[iris] Lift log store and log server into new lib/finelog package by rjpower · Pull Request #5212 · marin-community/marin

rjpower · 2026-04-27T19:46:14Z

Project Idea

Lift the logging service out of the iris controller into a standalone lib/finelog package per issue #5210's 1-pager process. Reduces the controller's footprint, lets the log subsystem evolve independently, and unblocks future work on a sibling stats service. Also a forcing function for figuring out our service-extraction template (proxy management, proto sharing, deploy artifacts) on a small target before tackling stats.

Challenges

Cross-project proto dependencies. Iris's controller.proto and job.proto embed LogEntry directly in their RPC schemas, so finelog's proto can't replace iris's without a cross-package proto import (currently disallowed). Resolution: iris keeps a wire-compatible duplicate at iris_logging.proto and transcodes via SerializeToString round-trip at the boundary in service.py. Iris's time.proto was renamed to iris_time.proto for descriptor-pool dedup; iris.rpc.{logging_pb2, time_pb2} are now shim re-exports.

Proxy / discovery.

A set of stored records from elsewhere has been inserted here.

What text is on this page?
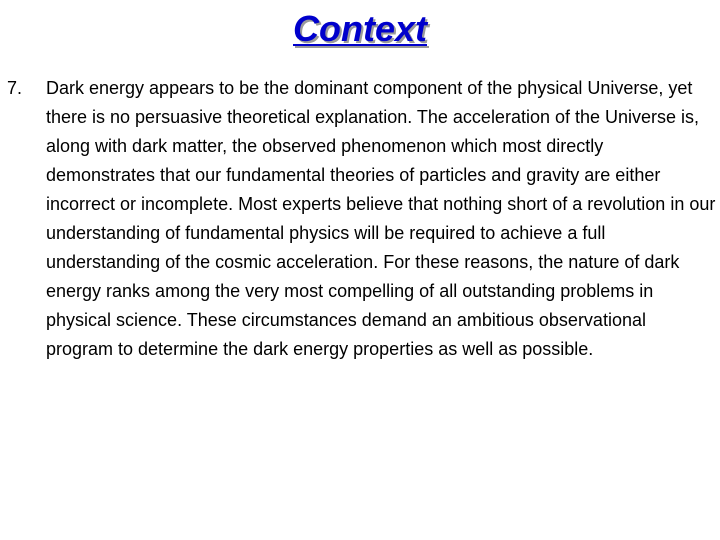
Context
7. Dark energy appears to be the dominant component of the physical Universe, yet there is no persuasive theoretical explanation. The acceleration of the Universe is, along with dark matter, the observed phenomenon which most directly demonstrates that our fundamental theories of particles and gravity are either incorrect or incomplete. Most experts believe that nothing short of a revolution in our understanding of fundamental physics will be required to achieve a full understanding of the cosmic acceleration. For these reasons, the nature of dark energy ranks among the very most compelling of all outstanding problems in physical science. These circumstances demand an ambitious observational program to determine the dark energy properties as well as possible.
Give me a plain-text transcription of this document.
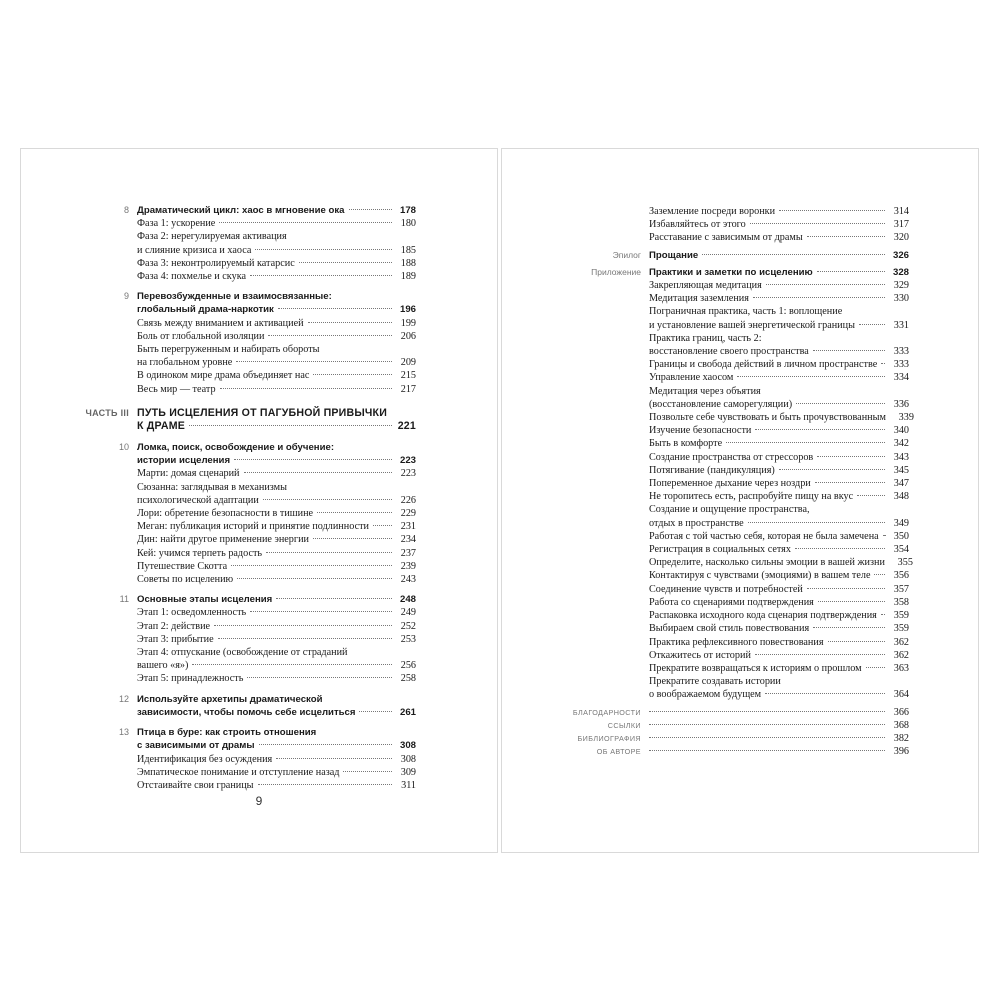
8 Драматический цикл: хаос в мгновение ока	178
Фаза 1: ускорение	180
Фаза 2: нерегулируемая активация
и слияние кризиса и хаоса	185
Фаза 3: неконтролируемый катарсис	188
Фаза 4: похмелье и скука	189
9 Перевозбужденные и взаимосвязанные:
глобальный драма-наркотик	196
Связь между вниманием и активацией	199
Боль от глобальной изоляции	206
Быть перегруженным и набирать обороты
на глобальном уровне	209
В одиноком мире драма объединяет нас	215
Весь мир — театр	217
ЧАСТЬ III ПУТЬ ИСЦЕЛЕНИЯ ОТ ПАГУБНОЙ ПРИВЫЧКИ
К ДРАМЕ	221
10 Ломка, поиск, освобождение и обучение:
истории исцеления	223
Марти: домая сценарий	223
Сюзанна: заглядывая в механизмы
психологической адаптации	226
Лори: обретение безопасности в тишине	229
Меган: публикация историй и принятие подлинности	231
Дин: найти другое применение энергии	234
Кей: учимся терпеть радость	237
Путешествие Скотта	239
Советы по исцелению	243
11 Основные этапы исцеления	248
Этап 1: осведомленность	249
Этап 2: действие	252
Этап 3: прибытие	253
Этап 4: отпускание (освобождение от страданий
вашего «я»)	256
Этап 5: принадлежность	258
12 Используйте архетипы драматической
зависимости, чтобы помочь себе исцелиться	261
13 Птица в буре: как строить отношения
с зависимыми от драмы	308
Идентификация без осуждения	308
Эмпатическое понимание и отступление назад	309
Отстаивайте свои границы	311
9
Заземление посреди воронки	314
Избавляйтесь от этого	317
Расставание с зависимым от драмы	320
Эпилог Прощание	326
Приложение Практики и заметки по исцелению	328
Закрепляющая медитация	329
Медитация заземления	330
Пограничная практика, часть 1: воплощение
и установление вашей энергетической границы	331
Практика границ, часть 2:
восстановление своего пространства	333
Границы и свобода действий в личном пространстве	333
Управление хаосом	334
Медитация через объятия
(восстановление саморегуляции)	336
Позвольте себе чувствовать и быть прочувствованным	339
Изучение безопасности	340
Быть в комфорте	342
Создание пространства от стрессоров	343
Потягивание (пандикуляция)	345
Попеременное дыхание через ноздри	347
Не торопитесь есть, распробуйте пищу на вкус	348
Создание и ощущение пространства,
отдых в пространстве	349
Работая с той частью себя, которая не была замечена	350
Регистрация в социальных сетях	354
Определите, насколько сильны эмоции в вашей жизни	355
Контактируя с чувствами (эмоциями) в вашем теле	356
Соединение чувств и потребностей	357
Работа со сценариями подтверждения	358
Распаковка исходного кода сценария подтверждения	359
Выбираем свой стиль повествования	359
Практика рефлексивного повествования	362
Откажитесь от историй	362
Прекратите возвращаться к историям о прошлом	363
Прекратите создавать истории
о воображаемом будущем	364
БЛАГОДАРНОСТИ	366
ССЫЛКИ	368
БИБЛИОГРАФИЯ	382
ОБ АВТОРЕ	396
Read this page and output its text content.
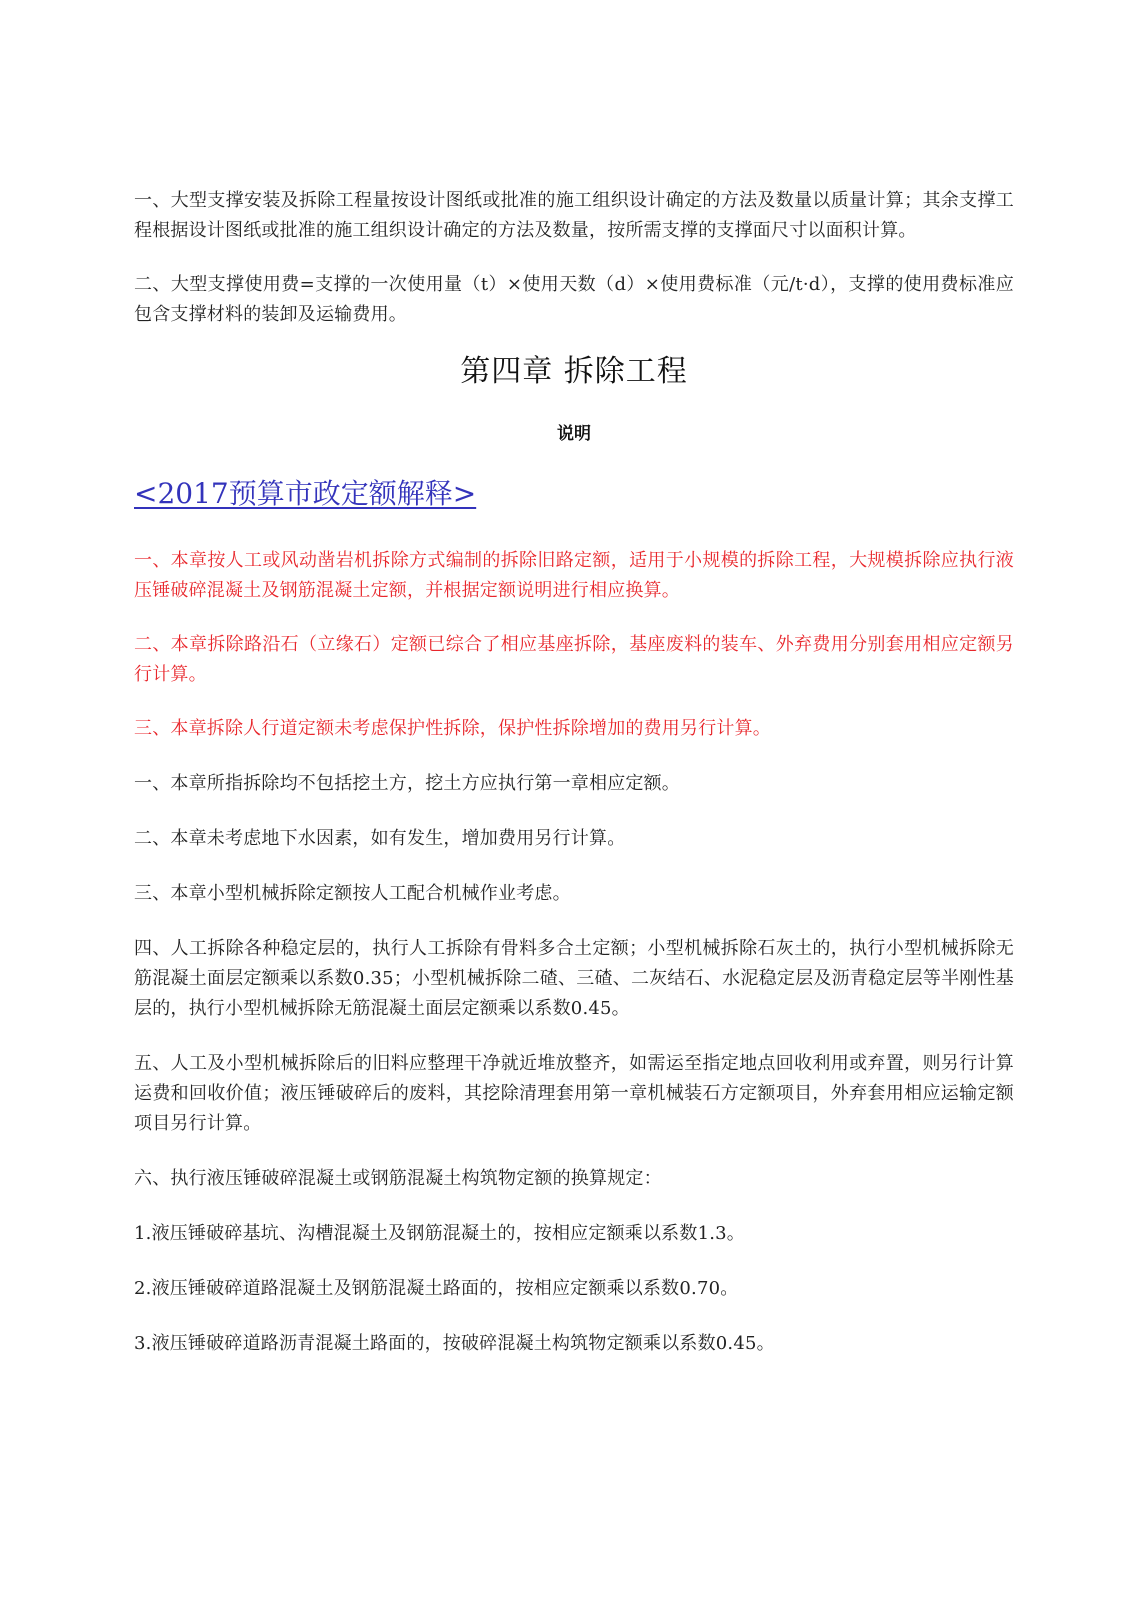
一、大型支撑安装及拆除工程量按设计图纸或批准的施工组织设计确定的方法及数量以质量计算；其余支撑工程根据设计图纸或批准的施工组织设计确定的方法及数量，按所需支撑的支撑面尺寸以面积计算。

二、大型支撑使用费=支撑的一次使用量（t）×使用天数（d）×使用费标准（元/t·d），支撑的使用费标准应包含支撑材料的装卸及运输费用。

第四章 拆除工程

说明

<2017预算市政定额解释>

一、本章按人工或风动凿岩机拆除方式编制的拆除旧路定额，适用于小规模的拆除工程，大规模拆除应执行液压锤破碎混凝土及钢筋混凝土定额，并根据定额说明进行相应换算。

二、本章拆除路沿石（立缘石）定额已综合了相应基座拆除，基座废料的装车、外弃费用分别套用相应定额另行计算。

三、本章拆除人行道定额未考虑保护性拆除，保护性拆除增加的费用另行计算。

一、本章所指拆除均不包括挖土方，挖土方应执行第一章相应定额。

二、本章未考虑地下水因素，如有发生，增加费用另行计算。

三、本章小型机械拆除定额按人工配合机械作业考虑。

四、人工拆除各种稳定层的，执行人工拆除有骨料多合土定额；小型机械拆除石灰土的，执行小型机械拆除无筋混凝土面层定额乘以系数0.35；小型机械拆除二碴、三碴、二灰结石、水泥稳定层及沥青稳定层等半刚性基层的，执行小型机械拆除无筋混凝土面层定额乘以系数0.45。

五、人工及小型机械拆除后的旧料应整理干净就近堆放整齐，如需运至指定地点回收利用或弃置，则另行计算运费和回收价值；液压锤破碎后的废料，其挖除清理套用第一章机械装石方定额项目，外弃套用相应运输定额项目另行计算。

六、执行液压锤破碎混凝土或钢筋混凝土构筑物定额的换算规定：

1.液压锤破碎基坑、沟槽混凝土及钢筋混凝土的，按相应定额乘以系数1.3。

2.液压锤破碎道路混凝土及钢筋混凝土路面的，按相应定额乘以系数0.70。

3.液压锤破碎道路沥青混凝土路面的，按破碎混凝土构筑物定额乘以系数0.45。
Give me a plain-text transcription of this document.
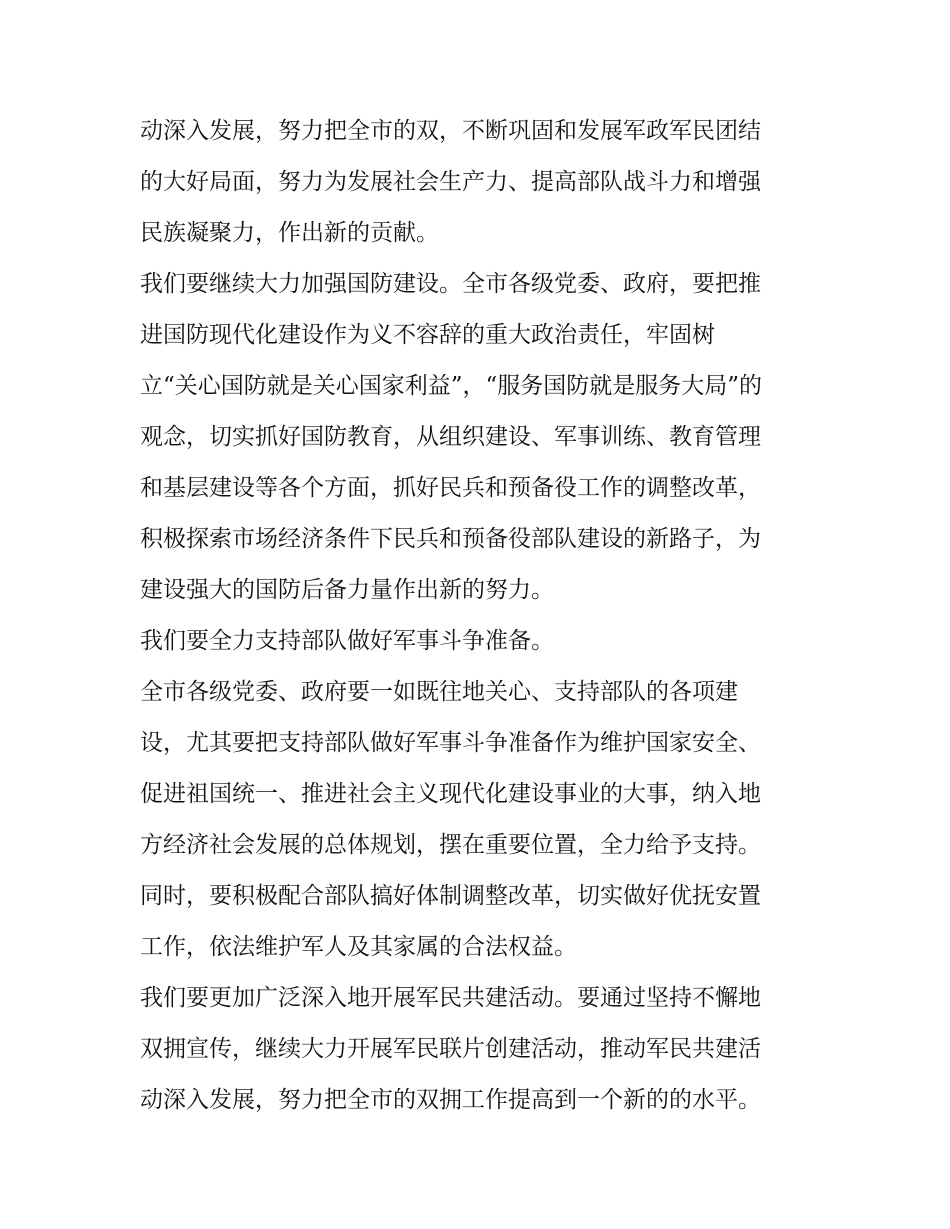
动深入发展，努力把全市的双，不断巩固和发展军政军民团结
的大好局面，努力为发展社会生产力、提高部队战斗力和增强
民族凝聚力，作出新的贡献。
我们要继续大力加强国防建设。全市各级党委、政府，要把推
进国防现代化建设作为义不容辞的重大政治责任，牢固树
立“关心国防就是关心国家利益”，“服务国防就是服务大局”的
观念，切实抓好国防教育，从组织建设、军事训练、教育管理
和基层建设等各个方面，抓好民兵和预备役工作的调整改革，
积极探索市场经济条件下民兵和预备役部队建设的新路子，为
建设强大的国防后备力量作出新的努力。
我们要全力支持部队做好军事斗争准备。
全市各级党委、政府要一如既往地关心、支持部队的各项建
设，尤其要把支持部队做好军事斗争准备作为维护国家安全、
促进祖国统一、推进社会主义现代化建设事业的大事，纳入地
方经济社会发展的总体规划，摆在重要位置，全力给予支持。
同时，要积极配合部队搞好体制调整改革，切实做好优抚安置
工作，依法维护军人及其家属的合法权益。
我们要更加广泛深入地开展军民共建活动。要通过坚持不懈地
双拥宣传，继续大力开展军民联片创建活动，推动军民共建活
动深入发展，努力把全市的双拥工作提高到一个新的的水平。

Workers already resolve the log server via controller.list_endpoints("/system/log_server"), so the data plane lifts cleanly. The new question is how operators tell iris where the external server lives. Solved with a generic cluster_config.endpoints map (logical name → EndpointSpec{uri, metadata}) and a resolve_endpoint_uri scheme dispatch (http:// works today; gcp:// and k8s:// are explicit NotImplementedError stubs to be filled when we deploy that way).

Costs / Risks

Iris startup gains a new soft dependency. To keep "iris on a laptop" working, the controller hosts a bundled in-process MemStore-backed log server (capped at 200k rows, FIFO eviction) when /system/log_server is absent from the endpoints config — pure dev convenience, lossy on restart. Production is expected to declare an external finelog endpoint.

Churn with no immediate user-visible improvement. The benefit shows up later: independent iteration on logging, easier stats service spike, and a worked example for the next service lift.

Auth churn. The deleted log-path JWT plumbing means the new server is unauthenticated; deployments must restrict access at the network layer (k8s NetworkPolicy / GCP firewall / VPC). The current iris-on-coreweave and iris-on-gcp paths satisfy this; flagged for any future deploy that doesn't.

Design

lib/finelog/ is a new top-level package owning proto/{logging,time}.proto (package finelog.logging), generated rpc/, store/ (MemStore + DuckDBLogStore), server/ (LogServiceImpl + minimal CLI launcher; no auth, no stats), client/ (LogPusher + RemoteLogHandler + LogServiceProxy). Iris keeps iris/cluster/log_store_helpers.py for the JobName/TaskAttempt-aware key builders that wrap finelog opaque-string primitives. Deploy artifacts (Dockerfile, k8s YAML, Cloud Run YAML) ship under lib/finelog/deploy/. Iris's _start_log_server subprocess path is gone; the bundled in-process fallback lives in Controller._start_local_log_server with a TODO(#5215) pointer at the rigging-sink follow-up that would replace it with a NullSink/StderrSink pair.

Testing

Tested against the iris dev controller's unit + integration suite. After cutover: 1975 iris tests pass / 1 skipped (excl. slow/docker/e2e); 24 finelog tests pass standalone (mem store, duckdb store, server concurrency cap + RPC round-trip). Pre-commit and pyrefly clean.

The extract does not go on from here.